Heat waves are generally capable of occurring at any geographic location. These weather phenomenon usually occur when large quantities of cool, dry air masses become stationary over an area for long periods of time. Warm, moist air from the Gulf of Mexico, the Mediterranean sea or any other large bodies of water then become presented underneath the stationary cool air mass. The cool air masses causes process of inversion to occur, which is unsuitable for clouds to develop. Without the presence of clouds, more severe radiation can be exposed upon an area, causing temperatures to increase at rapid rates. With the presence of Global Warming, heatwaves will be most likely to increase in occurrences.

Cold waves

A cold wave is a weather phenomenon that is distinguished by a cooling of the air. Specifically, as used by the U.S. National Weather Service, a cold wave is a rapid fall in temperature within a 24 hour period requiring substantially increased protection to agriculture, industry, commerce, and social activities. The precise criterion for a cold wave is determined by the rate at which the temperature falls, and the minimum to which it falls. This minimum temperature is dependent on the geographical region and time of year.

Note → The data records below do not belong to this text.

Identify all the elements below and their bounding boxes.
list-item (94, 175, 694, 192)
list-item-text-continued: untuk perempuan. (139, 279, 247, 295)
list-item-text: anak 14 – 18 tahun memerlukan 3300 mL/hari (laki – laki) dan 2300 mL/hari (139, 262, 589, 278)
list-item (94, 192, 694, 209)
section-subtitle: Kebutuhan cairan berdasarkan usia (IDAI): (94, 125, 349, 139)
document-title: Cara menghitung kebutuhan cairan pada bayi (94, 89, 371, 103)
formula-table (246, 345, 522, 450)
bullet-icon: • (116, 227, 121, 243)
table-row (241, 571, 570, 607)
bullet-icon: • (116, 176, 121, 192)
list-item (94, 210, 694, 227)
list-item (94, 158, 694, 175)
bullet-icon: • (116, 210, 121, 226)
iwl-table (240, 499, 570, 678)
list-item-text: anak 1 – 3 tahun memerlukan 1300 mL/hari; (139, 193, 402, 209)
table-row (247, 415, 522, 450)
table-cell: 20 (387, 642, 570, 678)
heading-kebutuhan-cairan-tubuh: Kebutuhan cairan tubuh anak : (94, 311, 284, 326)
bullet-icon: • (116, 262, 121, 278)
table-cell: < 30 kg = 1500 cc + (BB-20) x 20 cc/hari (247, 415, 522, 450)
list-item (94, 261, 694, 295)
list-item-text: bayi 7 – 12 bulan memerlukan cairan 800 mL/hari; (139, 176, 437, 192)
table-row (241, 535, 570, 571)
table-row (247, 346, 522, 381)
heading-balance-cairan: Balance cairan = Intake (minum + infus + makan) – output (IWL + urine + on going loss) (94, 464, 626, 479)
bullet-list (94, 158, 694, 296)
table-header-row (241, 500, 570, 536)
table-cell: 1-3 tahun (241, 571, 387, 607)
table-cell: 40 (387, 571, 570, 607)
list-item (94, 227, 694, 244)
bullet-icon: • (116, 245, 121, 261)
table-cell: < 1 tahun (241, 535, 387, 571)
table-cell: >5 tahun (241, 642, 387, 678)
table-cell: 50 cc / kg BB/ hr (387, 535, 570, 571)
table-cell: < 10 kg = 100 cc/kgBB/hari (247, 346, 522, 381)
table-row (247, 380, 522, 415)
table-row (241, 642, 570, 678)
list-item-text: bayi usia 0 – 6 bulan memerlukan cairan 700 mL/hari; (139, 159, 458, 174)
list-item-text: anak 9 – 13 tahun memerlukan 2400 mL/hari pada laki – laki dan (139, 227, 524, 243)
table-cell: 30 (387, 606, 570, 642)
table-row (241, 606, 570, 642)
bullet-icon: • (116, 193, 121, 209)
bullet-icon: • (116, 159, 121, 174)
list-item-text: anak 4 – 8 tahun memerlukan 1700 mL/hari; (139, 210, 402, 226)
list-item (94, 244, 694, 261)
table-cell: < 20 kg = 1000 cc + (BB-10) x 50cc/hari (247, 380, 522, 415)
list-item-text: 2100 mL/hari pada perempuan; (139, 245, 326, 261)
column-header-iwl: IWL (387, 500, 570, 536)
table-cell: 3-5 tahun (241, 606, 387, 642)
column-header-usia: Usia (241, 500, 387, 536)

Cold waves generally are capable of occurring any geological location and are formed by large cool air masses that accumulate over certain regions, caused by movements of air streams.

A cold wave can cause death and injury to livestock and wildlife. Exposure to cold mandates greater caloric intake for all animals, including humans, and if a cold wave is accompanied by heavy and persistent snow, grazing animals may be unable to reach necessary food and water, and die of hypothermia or starvation. They often necessitate the purchase of foodstuffs at considerable cost to farmers to feed livestock. Human population can be inflicted with possibility of frostbites when exposed to extended periods of time within the duration of a cold waves, resulting in the lose of limbs and damages to internal organs.

Extreme winter cold often causes poorly insulated water pipelines and mains to freeze. Even some poorly-protected indoor plumbing ruptures as water expands within them, causing much damage to property and costly insurance claims. Fires, paradoxically, become even more of a hazard during extreme cold. Water mains may break and water supplies may become unreliable, making firefighting more difficult.

Cold waves that bring unexpected freezes and frosts during the growing season in mid-latitude zones can kill plants during the early and most vulnerable stages of growth, resulting in crop failure as plants are killed before they can be harvested economically. Such cold waves have caused famines. Cold waves can also cause soil particle to harden and freeze, making it harder for plants and vegetation to grow with these areas. At times as deadly to plants as drought, cold waves can leave a land in danger of later brush and forest fires that consume dead biomass. One extreme was the so-called Year Without a Summer of 1816, one of several years during the 1810s in which numerous crops failed during freakish summer cold snaps after volcanic eruptions that reduced incoming sunlight, and so reduce the amount of heat exposed upon the Earth surface.